You just pwned yourself.

- Forced Updates? The FBI takes over the update server, forcibly sends out an update that sends all messages to the FBI immediately, and there's no way to stop it. That suggestion is idiotic. Or even better, install Pegasus on all the phones, have them be quietly reporting back to home for a few weeks, with journalists having no way to prevent updating.

- You forgot Hardware Root of Trust and Secure Enclave, like on an iPhone. Otherwise, the FBI can install a tool which just guesses PINs over and over while resetting the PIN attempts counter. It is not possible to build this protection in software only.
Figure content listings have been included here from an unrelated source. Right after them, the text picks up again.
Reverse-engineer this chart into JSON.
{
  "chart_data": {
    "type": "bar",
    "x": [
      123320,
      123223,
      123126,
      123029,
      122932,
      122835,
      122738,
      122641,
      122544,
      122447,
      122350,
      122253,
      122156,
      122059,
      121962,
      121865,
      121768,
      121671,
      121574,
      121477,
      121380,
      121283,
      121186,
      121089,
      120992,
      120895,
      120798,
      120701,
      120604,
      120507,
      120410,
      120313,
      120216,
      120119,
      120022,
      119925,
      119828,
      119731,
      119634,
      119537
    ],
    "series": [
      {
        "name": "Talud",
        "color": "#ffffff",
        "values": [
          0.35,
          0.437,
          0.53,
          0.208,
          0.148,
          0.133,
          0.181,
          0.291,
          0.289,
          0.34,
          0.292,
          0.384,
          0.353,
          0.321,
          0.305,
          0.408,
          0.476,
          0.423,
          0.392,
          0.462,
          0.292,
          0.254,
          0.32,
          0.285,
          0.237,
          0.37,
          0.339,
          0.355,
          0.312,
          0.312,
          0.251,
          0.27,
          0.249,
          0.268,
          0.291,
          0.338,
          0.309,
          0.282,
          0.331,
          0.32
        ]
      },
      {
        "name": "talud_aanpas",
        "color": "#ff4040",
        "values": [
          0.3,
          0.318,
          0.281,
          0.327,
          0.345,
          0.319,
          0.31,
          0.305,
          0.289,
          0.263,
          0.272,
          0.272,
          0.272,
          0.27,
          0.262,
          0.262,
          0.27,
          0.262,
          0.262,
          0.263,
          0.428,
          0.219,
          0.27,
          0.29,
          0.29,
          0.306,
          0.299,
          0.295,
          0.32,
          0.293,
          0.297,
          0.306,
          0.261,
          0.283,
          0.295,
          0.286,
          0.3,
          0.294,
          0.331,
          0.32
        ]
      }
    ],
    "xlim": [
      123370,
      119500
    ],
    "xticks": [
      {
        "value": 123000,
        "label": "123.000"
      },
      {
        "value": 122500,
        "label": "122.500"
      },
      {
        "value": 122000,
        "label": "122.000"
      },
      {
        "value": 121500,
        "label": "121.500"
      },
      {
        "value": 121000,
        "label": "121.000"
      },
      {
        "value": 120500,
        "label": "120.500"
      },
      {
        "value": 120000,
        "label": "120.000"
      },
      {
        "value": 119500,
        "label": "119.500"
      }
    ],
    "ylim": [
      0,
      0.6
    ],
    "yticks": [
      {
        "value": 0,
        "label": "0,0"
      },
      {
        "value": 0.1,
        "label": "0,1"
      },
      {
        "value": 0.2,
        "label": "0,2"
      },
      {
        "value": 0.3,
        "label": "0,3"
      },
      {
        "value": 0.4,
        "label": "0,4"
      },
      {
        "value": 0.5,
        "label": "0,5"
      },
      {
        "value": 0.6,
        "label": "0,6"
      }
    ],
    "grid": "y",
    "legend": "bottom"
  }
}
You need chip-level hardware, and only iPhones in Fall 2020 and later have the Enclave set up to block repeated PIN attempts even if Apple-signed code is loaded. No other phone is safe from their own manufacturer like that.

In that case, you would still need to trust the mostly proprietary drivers and hardware. And if you aggressively remove features, I guess the question becomes why you would even need a phone. Maybe for some use cases it would be better to simply use a laptop.